Moreover, 22%, 19%, 10%, 10%, 7%, 3%, 2%, 2%, and 1% of patients had t(9;11), t(11;19), t(6;11), t(10;11), t(4;11), t(1;11), t(11;17), t(11;22), and t(11;16), respectively. Twenty-five percent of patients had an unknown KMT2A fusion partner. More than half of patients had relapsed/refractory disease (59%); 21% and 20% of patients had primary refractory or untreated relapsed disease.
The median number of previous regimens received was 2, with a range of 1 to 11 regimens. Forty-four percent of patients underwent prior stem cell transplantation. Fifty-three percent of patients had 1 prior relapse, 19% had 2 prior relapses, and 7% had 3 or more prior relapses.

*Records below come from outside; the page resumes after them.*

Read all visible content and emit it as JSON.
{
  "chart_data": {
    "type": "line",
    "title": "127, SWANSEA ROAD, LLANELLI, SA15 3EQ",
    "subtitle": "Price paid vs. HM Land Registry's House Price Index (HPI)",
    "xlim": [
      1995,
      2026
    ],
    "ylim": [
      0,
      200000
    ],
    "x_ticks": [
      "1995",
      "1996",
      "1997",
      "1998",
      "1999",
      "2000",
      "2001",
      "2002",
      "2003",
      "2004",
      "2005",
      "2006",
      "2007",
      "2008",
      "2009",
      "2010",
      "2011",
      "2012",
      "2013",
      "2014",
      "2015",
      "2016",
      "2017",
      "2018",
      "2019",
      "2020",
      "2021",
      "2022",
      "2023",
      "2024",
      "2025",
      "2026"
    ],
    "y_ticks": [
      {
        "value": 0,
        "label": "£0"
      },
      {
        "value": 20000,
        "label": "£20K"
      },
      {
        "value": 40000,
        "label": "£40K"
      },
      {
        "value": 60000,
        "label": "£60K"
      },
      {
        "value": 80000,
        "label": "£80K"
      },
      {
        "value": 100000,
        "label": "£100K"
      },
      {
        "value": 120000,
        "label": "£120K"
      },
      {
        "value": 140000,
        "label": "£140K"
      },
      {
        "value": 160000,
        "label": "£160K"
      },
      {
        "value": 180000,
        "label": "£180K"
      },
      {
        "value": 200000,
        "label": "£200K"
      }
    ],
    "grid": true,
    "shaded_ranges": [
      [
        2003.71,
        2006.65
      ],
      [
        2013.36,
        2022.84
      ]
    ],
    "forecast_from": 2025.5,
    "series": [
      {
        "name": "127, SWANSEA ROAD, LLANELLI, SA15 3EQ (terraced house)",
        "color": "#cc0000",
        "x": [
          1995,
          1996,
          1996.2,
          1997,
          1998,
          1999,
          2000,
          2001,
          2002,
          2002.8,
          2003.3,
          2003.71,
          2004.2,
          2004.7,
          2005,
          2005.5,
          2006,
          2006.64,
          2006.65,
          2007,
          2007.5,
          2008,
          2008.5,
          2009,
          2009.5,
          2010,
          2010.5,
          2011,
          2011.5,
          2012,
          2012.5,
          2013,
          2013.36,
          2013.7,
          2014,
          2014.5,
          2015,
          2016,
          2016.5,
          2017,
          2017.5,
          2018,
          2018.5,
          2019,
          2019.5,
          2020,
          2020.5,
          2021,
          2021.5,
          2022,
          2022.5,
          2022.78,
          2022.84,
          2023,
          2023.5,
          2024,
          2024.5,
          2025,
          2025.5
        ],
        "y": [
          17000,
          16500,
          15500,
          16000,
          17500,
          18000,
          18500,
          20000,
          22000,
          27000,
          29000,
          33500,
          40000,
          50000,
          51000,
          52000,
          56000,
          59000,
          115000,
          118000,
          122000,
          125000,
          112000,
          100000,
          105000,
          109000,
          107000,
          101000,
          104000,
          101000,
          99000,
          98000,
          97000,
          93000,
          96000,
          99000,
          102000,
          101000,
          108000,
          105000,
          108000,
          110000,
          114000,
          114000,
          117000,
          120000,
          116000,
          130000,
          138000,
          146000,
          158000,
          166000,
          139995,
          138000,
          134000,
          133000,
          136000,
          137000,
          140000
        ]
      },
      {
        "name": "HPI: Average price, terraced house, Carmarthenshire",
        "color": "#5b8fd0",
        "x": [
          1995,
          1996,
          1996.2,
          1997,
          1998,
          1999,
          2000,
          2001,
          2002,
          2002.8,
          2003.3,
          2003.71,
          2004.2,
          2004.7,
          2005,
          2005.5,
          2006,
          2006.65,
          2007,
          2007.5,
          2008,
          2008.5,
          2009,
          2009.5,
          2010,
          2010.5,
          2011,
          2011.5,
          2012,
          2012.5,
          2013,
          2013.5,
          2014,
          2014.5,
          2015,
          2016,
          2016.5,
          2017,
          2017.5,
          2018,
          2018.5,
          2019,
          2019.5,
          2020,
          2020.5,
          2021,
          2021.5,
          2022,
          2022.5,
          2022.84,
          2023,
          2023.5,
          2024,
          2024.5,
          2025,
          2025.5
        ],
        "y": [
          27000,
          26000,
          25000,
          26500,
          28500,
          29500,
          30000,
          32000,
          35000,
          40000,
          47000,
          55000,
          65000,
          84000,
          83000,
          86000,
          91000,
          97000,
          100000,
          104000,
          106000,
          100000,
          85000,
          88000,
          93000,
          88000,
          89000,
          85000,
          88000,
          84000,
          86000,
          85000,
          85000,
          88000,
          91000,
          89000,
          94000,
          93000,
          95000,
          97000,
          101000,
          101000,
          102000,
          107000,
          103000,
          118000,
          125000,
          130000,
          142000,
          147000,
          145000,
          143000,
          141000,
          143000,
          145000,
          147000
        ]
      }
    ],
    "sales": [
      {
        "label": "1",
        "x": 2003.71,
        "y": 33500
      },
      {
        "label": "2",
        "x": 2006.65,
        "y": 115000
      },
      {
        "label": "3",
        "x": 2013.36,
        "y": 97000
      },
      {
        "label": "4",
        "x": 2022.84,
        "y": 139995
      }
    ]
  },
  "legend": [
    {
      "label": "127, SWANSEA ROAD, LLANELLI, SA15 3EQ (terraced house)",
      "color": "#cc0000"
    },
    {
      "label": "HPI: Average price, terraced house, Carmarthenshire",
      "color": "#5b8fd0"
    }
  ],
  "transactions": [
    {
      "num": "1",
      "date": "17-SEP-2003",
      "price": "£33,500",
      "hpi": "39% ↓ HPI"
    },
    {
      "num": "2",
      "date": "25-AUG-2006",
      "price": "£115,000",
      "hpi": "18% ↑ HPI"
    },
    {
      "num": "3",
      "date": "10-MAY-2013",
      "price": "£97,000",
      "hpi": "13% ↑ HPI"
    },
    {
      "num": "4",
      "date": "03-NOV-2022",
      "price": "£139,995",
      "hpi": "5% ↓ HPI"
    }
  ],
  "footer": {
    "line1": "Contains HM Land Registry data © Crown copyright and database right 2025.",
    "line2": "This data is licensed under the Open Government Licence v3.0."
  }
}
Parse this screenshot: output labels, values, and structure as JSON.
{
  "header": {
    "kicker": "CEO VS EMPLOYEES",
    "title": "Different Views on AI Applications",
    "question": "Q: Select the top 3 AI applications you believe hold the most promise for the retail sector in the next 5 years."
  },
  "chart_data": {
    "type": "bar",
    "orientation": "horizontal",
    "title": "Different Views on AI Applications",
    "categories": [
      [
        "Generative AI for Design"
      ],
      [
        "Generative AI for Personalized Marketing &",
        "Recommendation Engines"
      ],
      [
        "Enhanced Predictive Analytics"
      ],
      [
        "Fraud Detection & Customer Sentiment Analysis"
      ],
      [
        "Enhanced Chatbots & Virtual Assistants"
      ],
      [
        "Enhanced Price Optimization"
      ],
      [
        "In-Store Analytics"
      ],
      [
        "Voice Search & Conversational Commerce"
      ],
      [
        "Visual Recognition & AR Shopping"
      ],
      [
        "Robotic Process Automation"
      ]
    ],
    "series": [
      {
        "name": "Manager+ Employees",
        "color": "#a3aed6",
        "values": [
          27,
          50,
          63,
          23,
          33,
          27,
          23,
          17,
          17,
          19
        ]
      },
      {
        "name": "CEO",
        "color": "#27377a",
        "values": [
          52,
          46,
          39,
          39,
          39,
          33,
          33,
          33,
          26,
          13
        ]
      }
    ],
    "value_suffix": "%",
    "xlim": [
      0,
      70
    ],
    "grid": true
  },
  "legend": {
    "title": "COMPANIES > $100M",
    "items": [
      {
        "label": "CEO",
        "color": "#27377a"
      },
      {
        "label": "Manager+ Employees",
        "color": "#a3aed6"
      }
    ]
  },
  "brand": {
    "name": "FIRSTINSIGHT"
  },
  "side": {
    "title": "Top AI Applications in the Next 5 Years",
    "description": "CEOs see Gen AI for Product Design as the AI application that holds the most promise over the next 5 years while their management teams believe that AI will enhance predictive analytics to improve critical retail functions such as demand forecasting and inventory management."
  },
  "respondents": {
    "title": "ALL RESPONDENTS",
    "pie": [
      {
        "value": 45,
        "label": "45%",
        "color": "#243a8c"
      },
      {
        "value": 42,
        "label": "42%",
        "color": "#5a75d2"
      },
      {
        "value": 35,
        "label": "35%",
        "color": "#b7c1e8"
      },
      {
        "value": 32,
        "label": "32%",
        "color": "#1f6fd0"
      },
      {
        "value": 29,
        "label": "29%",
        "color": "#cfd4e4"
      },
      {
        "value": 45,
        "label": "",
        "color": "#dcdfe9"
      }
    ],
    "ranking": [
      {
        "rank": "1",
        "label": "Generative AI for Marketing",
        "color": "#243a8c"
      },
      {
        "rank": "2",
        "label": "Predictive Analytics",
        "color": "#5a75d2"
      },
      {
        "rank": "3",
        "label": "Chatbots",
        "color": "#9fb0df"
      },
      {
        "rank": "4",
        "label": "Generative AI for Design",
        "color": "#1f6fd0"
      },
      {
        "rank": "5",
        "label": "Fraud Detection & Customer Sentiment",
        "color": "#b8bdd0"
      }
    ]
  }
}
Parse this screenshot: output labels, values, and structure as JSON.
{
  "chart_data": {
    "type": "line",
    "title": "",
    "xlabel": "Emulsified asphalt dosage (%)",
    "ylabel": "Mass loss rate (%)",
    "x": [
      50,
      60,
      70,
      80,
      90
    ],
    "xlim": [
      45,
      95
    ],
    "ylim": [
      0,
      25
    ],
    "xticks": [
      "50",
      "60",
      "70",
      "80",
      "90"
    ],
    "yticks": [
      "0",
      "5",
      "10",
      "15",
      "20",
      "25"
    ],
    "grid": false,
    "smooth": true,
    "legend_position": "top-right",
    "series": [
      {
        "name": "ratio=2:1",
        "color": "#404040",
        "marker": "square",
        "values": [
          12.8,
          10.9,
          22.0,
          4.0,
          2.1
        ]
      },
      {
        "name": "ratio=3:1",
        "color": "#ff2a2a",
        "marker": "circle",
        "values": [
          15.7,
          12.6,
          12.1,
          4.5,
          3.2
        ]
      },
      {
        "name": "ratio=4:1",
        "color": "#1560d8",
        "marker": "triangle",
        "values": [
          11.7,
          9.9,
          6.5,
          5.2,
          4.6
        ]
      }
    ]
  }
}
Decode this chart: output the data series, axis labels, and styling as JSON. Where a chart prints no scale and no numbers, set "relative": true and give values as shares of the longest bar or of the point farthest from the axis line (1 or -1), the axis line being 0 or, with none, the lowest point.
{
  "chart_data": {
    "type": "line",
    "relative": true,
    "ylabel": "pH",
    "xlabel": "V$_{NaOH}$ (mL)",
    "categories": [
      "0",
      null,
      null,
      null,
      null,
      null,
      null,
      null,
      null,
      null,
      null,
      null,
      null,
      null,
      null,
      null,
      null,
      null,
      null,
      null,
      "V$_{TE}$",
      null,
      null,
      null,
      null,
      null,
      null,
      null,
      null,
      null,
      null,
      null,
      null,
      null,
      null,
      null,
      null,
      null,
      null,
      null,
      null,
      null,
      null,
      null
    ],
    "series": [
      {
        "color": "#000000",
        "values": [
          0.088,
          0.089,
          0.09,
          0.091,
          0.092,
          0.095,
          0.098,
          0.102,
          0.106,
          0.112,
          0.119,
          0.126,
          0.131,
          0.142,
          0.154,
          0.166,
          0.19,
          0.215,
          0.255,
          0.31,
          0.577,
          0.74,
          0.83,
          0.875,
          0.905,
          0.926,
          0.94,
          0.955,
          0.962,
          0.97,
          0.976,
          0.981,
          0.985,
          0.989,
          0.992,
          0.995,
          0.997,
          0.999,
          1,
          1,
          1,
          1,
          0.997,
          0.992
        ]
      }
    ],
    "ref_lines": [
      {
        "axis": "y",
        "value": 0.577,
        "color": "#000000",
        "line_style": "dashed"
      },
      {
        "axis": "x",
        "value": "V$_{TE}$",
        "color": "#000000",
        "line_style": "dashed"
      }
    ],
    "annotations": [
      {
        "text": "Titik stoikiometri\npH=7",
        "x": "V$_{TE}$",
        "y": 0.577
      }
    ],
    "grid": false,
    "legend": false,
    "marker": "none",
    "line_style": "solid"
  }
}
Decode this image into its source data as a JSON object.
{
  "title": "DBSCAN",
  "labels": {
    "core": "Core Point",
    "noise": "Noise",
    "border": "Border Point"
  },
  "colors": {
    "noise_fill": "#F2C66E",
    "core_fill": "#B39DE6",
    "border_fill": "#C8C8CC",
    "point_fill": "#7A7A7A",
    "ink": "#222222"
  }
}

The median follow-up was 5.73 months (range, 0.3-28.9). Additional findings showed that 12.5% (95% CI, 6.8%-20.4%) of patients achieved a CR and the median duration of CR was 4.3 months (95% CI, 1.0-NE). The CRh rate was 8.7% (95% CI, 4.0%-15.8%) and the median duration of CRh was 6.4 months (95% CI, 1.9-NE).
Subgroup analysis revealed that CR+CRh was achieved in 21%, 19%, and 50% of patients with AML (n = 18/86), ALL (n = 3/16), and MPAL (n = 1/2), respectively.
The safety of revumenib was examined in 104 adult patients and 31 pediatric patients with relapsed or refractory acute leukemia and a KMT2A translocation. The median duration of exposure was 2.3 months (range, <1-23).
The most common toxicities experienced by at least 20% of patients included hemorrhage (all grade, 53%; grade 3/4, 9%), nausea (51%; 4%), musculoskeletal pain (42%; 6%), infection (41%; 29%), febrile neutropenia (35%; 33%), bacterial infection (31%; 20%), diarrhea (30%; 4%), differentiation syndrome (29%; 13%), prolonged electrocardiogram QT (29%; 12%), decreased appetite (24%; 8%), constipation (23%; 1%) viral infection (23%; 4%), edema (23%; 1%), fatigue (22%; 5%), thrombosis (10%; 5%), and leukocytosis (8%; 5%).
Forty-two percent of patients experienced adverse effects (AEs) that required dose interruptions and 10% experienced AEs that led to dose reductions. Serious AEs were reported in 73% of patients and 3% experienced AEs that proved fatal (differentiation syndrome, n = 2; hemorrhage, n = 1); sudden death, n = 1).